United, States v. Crews, 445 U.S. 463, 100 S. Ct. 1244, 63 L. Ed. 2d 537 (1980), in no way undermines this result. In Crews, the defendant was photographed during a detention at the police station. This photograph was placed in an array and shown to two crime victims, both of whom selected the defendant’s photograph. The defendant was then taken into custody and placed in a lineup, at which both victims again identified him. The trial court held that the detention at the police station was illegal and that both the photographic identifications and the lineup identifications of the defendant had to be suppressed as fruits of this illegality. The trial court held, however, that the victims would be permitted to identify the defendant at *156trial because the ability of each to identify the defendant was based on their independent recollection of the crime and was not tainted by the intervening identifications. Id., 466-68.
On appeal, the District of Columbia Court of Appeals held that the in-court identifications should have been suppressed as well because they were fruits of the illegal detention. The United States Supreme Court reversed. Id., 468-70. The court held that the in-eourt identifications were admissible because they were independent of and untainted by the illegal detention. Id., 471-73. A plurality of the court rejected the defendant’s claim that an in-court identification could not be permitted under any circumstances, because his physical presence in court was the result of his initial illegal detention.
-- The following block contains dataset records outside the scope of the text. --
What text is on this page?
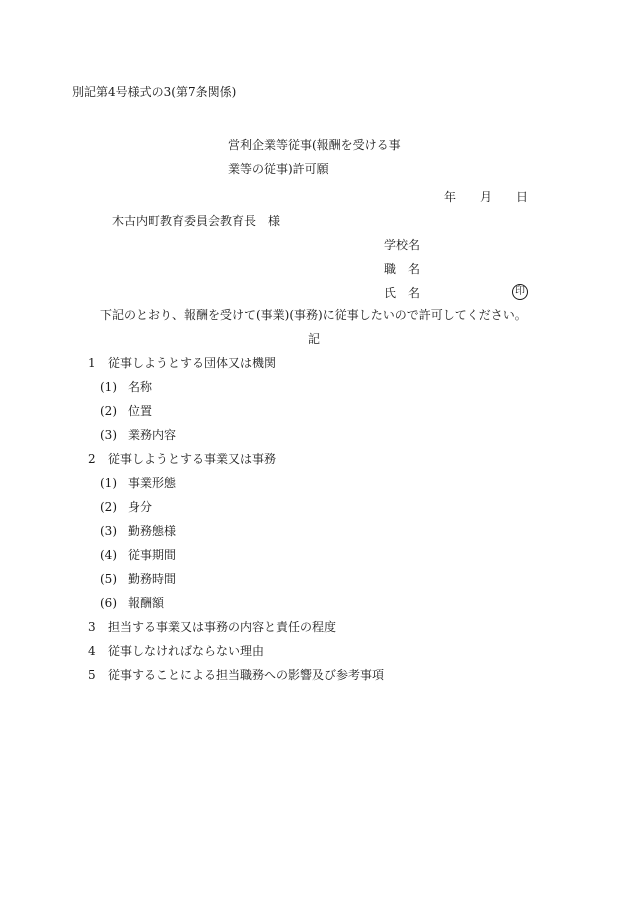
別記第4号様式の3(第7条関係)
営利企業等従事(報酬を受ける事
業等の従事)許可願
年 月 日
木古内町教育委員会教育長 様
学校名
職 名
氏 名	印
下記のとおり、報酬を受けて(事業)(事務)に従事したいので許可してください。
記
1 従事しようとする団体又は機関
(1) 名称
(2) 位置
(3) 業務内容
2 従事しようとする事業又は事務
(1) 事業形態
(2) 身分
(3) 勤務態様
(4) 従事期間
(5) 勤務時間
(6) 報酬額
3 担当する事業又は事務の内容と責任の程度
4 従事しなければならない理由
5 従事することによる担当職務への影響及び参考事項
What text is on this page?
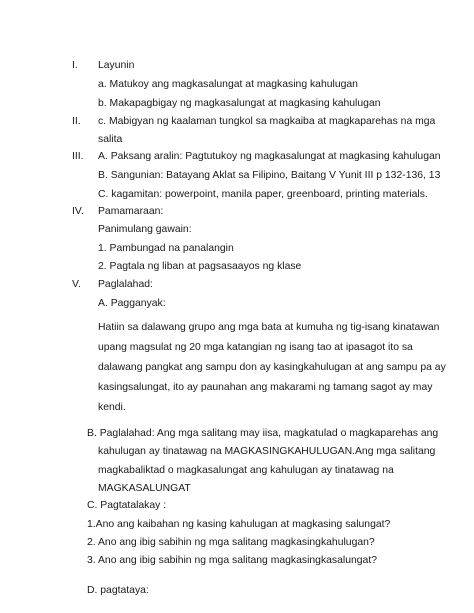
I. Layunin
a. Matukoy ang magkasalungat at magkasing kahulugan
b. Makapagbigay ng magkasalungat at magkasing kahulugan
II. c. Mabigyan ng kaalaman tungkol sa magkaiba at magkaparehas na mga
salita
III. A. Paksang aralin: Pagtutukoy ng magkasalungat at magkasing kahulugan
B. Sangunian: Batayang Aklat sa Filipino, Baitang V Yunit III p 132-136, 13
C. kagamitan: powerpoint, manila paper, greenboard, printing materials.
IV. Pamamaraan:
Panimulang gawain:
1. Pambungad na panalangin
2. Pagtala ng liban at pagsasaayos ng klase
V. Paglalahad:
A. Pagganyak:
Hatiin sa dalawang grupo ang mga bata at kumuha ng tig-isang kinatawan
upang magsulat ng 20 mga katangian ng isang tao at ipasagot ito sa
dalawang pangkat ang sampu don ay kasingkahulugan at ang sampu pa ay
kasingsalungat, ito ay paunahan ang makarami ng tamang sagot ay may
kendi.
B. Paglalahad: Ang mga salitang may iisa, magkatulad o magkaparehas ang
kahulugan ay tinatawag na MAGKASINGKAHULUGAN.Ang mga salitang
magkabaliktad o magkasalungat ang kahulugan ay tinatawag na
MAGKASALUNGAT
C. Pagtatalakay :
1.Ano ang kaibahan ng kasing kahulugan at magkasing salungat?
2. Ano ang ibig sabihin ng mga salitang magkasingkahulugan?
3. Ano ang ibig sabihin ng mga salitang magkasingkasalungat?
D. pagtataya:
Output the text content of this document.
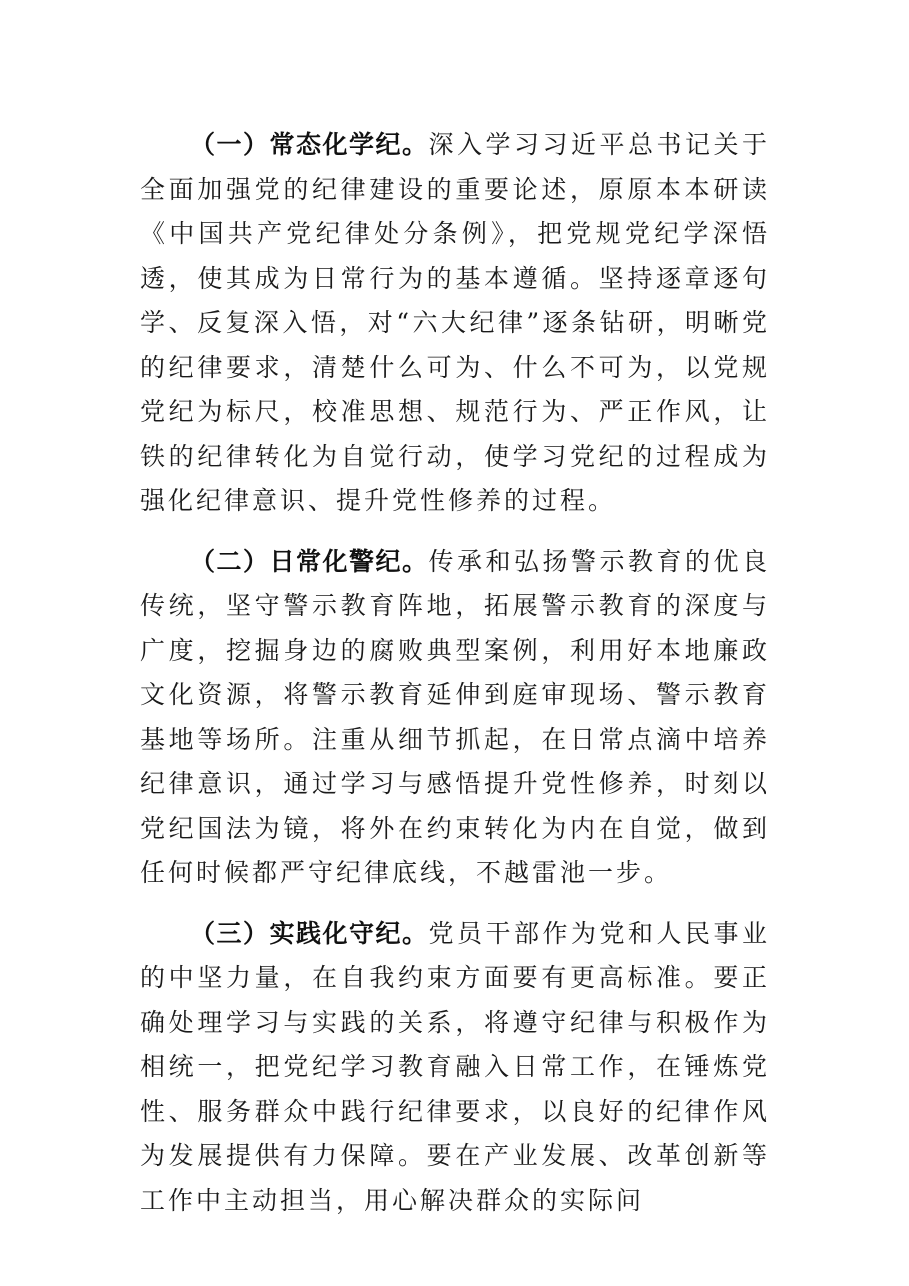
（一）常态化学纪。深入学习习近平总书记关于全面加强党的纪律建设的重要论述，原原本本研读《中国共产党纪律处分条例》，把党规党纪学深悟透，使其成为日常行为的基本遵循。坚持逐章逐句学、反复深入悟，对“六大纪律”逐条钻研，明晰党的纪律要求，清楚什么可为、什么不可为，以党规党纪为标尺，校准思想、规范行为、严正作风，让铁的纪律转化为自觉行动，使学习党纪的过程成为强化纪律意识、提升党性修养的过程。

（二）日常化警纪。传承和弘扬警示教育的优良传统，坚守警示教育阵地，拓展警示教育的深度与广度，挖掘身边的腐败典型案例，利用好本地廉政文化资源，将警示教育延伸到庭审现场、警示教育基地等场所。注重从细节抓起，在日常点滴中培养纪律意识，通过学习与感悟提升党性修养，时刻以党纪国法为镜，将外在约束转化为内在自觉，做到任何时候都严守纪律底线，不越雷池一步。

（三）实践化守纪。党员干部作为党和人民事业的中坚力量，在自我约束方面要有更高标准。要正确处理学习与实践的关系，将遵守纪律与积极作为相统一，把党纪学习教育融入日常工作，在锤炼党性、服务群众中践行纪律要求，以良好的纪律作风为发展提供有力保障。要在产业发展、改革创新等工作中主动担当，用心解决群众的实际问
Id., 474-75, 477-79.
White does not claim that Crummie should have been barred from making an in-court identification of him because of the illegal lineup. Further, Crews in no way undermines our conclusion that the lineup identification of White, which was the product of and express purpose for his illegal detention, must be suppressed. To the contrary, Crews actually lends support to this conclusion. See id., 472, 473 n.18.
White does not claim that the charges against him should be dismissed pursuant to State v. Federici, 179 Conn. 46, 425 A.2d 916 (1979). In Federiei, we held that where a defendant’s arrest is tainted by an illegal seizure of evidence that is later introduced at trial, the defendant is deprived of a fair trial and the charges against him must be dismissed. Id., 61. The admission of Crummie’s lineup identification of White during a period of illegal detention deprived defendant White of a fair trial. We want to make clear, however, that in this case, dismissal of the charges is not warranted. In Federiei, once the illegally seized evidence was excluded, there simply was nothing to establish probable cause that the defendant had committed the crime. Therefore, dismissal of the charges and release of the defendant from custody were constitutionally mandated. Id., 62. In contrast, in the case before us, the state may be able to establish that Crummie’s photographic and in-court identifications of White are independent of the lineup identification and therefore admissible at a new trial. Because the state may still be able to establish sufficient probable cause to try White, a dismissal of the charges would be premature. See State v. Ostroski, 201 Conn. 534, 556, 518 A.2d 915 (1986).
White’s pretrial severance motion also claimed that a joint trial would prejudice him because the state would have twice as many peremptory challenges as it would have had in a separate trial. White claimed that this would give the state “an unfair advantage in determining and designing the composition of his jury in the joint trial.” This issue has not been raised on appeal.
Similarly, White objected at trial that the testimony of Barry Skinner, the assistant city engineer in Bridgeport, was prejudicial and would be inadmissible against him in a separate trial. Skinner testified that the area where Zaida Brown lived was approximately 720 feet from Blake’s Market. The court required the state to tell the jury that this testimony was being offered as to Watkins only.